Anyway poor Joel Kinnaman, in his defense he DOES HAVE some pretty steep acting challenges in this movie, like when he sees his body (such as it is) for the first fucking time after his accident:
All I can say is: YIKES. They turn THAT into a fucking cop? FUCKING GROSS. Truth is that OmniCorp really missed an opportunity here. They should have licensed RoboCop to Vicks for LIKE A BILLION FUCKING DOLLARS because that shit is MASCOT MONEY, PLAYA.

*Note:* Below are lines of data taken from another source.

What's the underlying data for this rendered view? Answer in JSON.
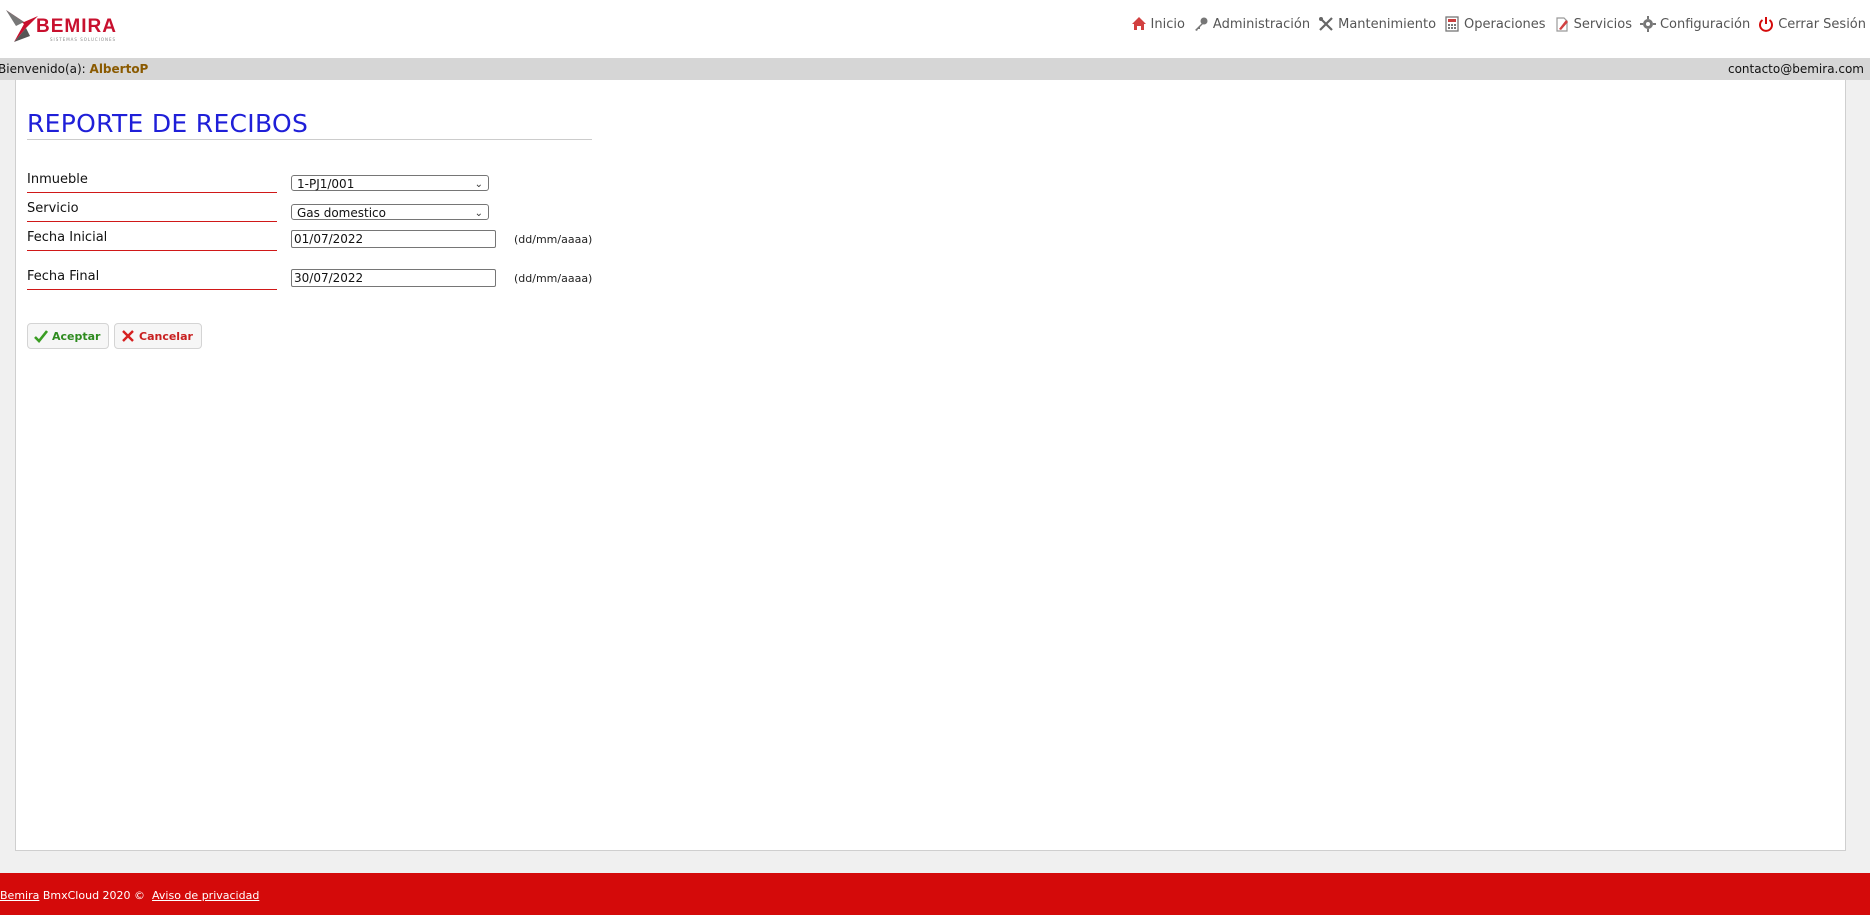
{
  "brand": {
    "name": "BEMIRA",
    "tagline": "SISTEMAS SOLUCIONES",
    "color": "#c8102e"
  },
  "nav": [
    {
      "label": "Inicio",
      "icon": "home-icon"
    },
    {
      "label": "Administración",
      "icon": "key-icon"
    },
    {
      "label": "Mantenimiento",
      "icon": "tools-icon"
    },
    {
      "label": "Operaciones",
      "icon": "calculator-icon"
    },
    {
      "label": "Servicios",
      "icon": "edit-document-icon"
    },
    {
      "label": "Configuración",
      "icon": "gear-icon"
    },
    {
      "label": "Cerrar Sesión",
      "icon": "power-icon"
    }
  ],
  "welcome": {
    "prefix": "Bienvenido(a):",
    "user": "AlbertoP",
    "contact": "contacto@bemira.com"
  },
  "page": {
    "title": "REPORTE DE RECIBOS"
  },
  "form": {
    "inmueble": {
      "label": "Inmueble",
      "value": "1-PJ1/001"
    },
    "servicio": {
      "label": "Servicio",
      "value": "Gas domestico"
    },
    "fecha_inicial": {
      "label": "Fecha Inicial",
      "value": "01/07/2022",
      "hint": "(dd/mm/aaaa)"
    },
    "fecha_final": {
      "label": "Fecha Final",
      "value": "30/07/2022",
      "hint": "(dd/mm/aaaa)"
    }
  },
  "buttons": {
    "accept": "Aceptar",
    "cancel": "Cancelar"
  },
  "footer": {
    "brand_link": "Bemira",
    "text": "BmxCloud 2020 ©",
    "privacy_link": "Aviso de privacidad"
  },
  "colors": {
    "title": "#1f1fd8",
    "footer_bg": "#d40a0a",
    "label_underline": "#d01818"
  }
}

So yeah poor Joel Kinnaman, he needs to be the heart of this movie BUT HE’S ONLY HEAD AND LUNGS LOL. Peter Weller totally held it down in the original movie but Kinnaman can’t do the same, so that duty is passed along to Gary Oldman. Good ol’ Gary Oldman, last seen yelling at CGI apes in Dawn of the Planet of the Apes is now yelling at CGI anatomical nightmares in RoboCop which is my way of saying GARY OLDMAN HAS COME A LONG FUCKING WAY SINCE BRAM STOKER’S DRACULA. Gary Oldman is legitimately great in this stupid fucking movie, he actually makes the whole enterprise of turning a person into a machine something loaded with scientific complexity and moral ambiguity. He’s almost a fucking genius until HE ORDERS THE ENTIRE DETROIT POLICE DATABASE UPLOADED TO ROBOCOP’S BRAIN LIKE 30 FUCKING SECONDS BEFORE HE IS GOING TO BE UNVEILED TO THE GENERAL PUBLIC AT A PRESS CONFERENCE. This is a gigantic asshole move and quite frankly the entire movie went out the fucking window for me at this point. Anyone who is not a fucking retarded idiot knows that the time to make drastic changes to your really fucking important presentation is NOT 30 FUCKING SECONDS BEFORE YOUR REALLY FUCKING IMPORTANT PRESENTATION.
Everyone, apparently, except Gary Fucking Oldman in RoboCop.
So as usual this movie is loaded with bullshit but it’s also a pretty good watch. You can see it on Netflix and Amazon Prime streaming right now, so NO MORE EXCUSES, YOU BIG PUSSY. My feeling about RoboCop is basically the same as my feeling about losing my virginity: WELL THAT SHIT COULD HAVE BEEN A LOT WORSE.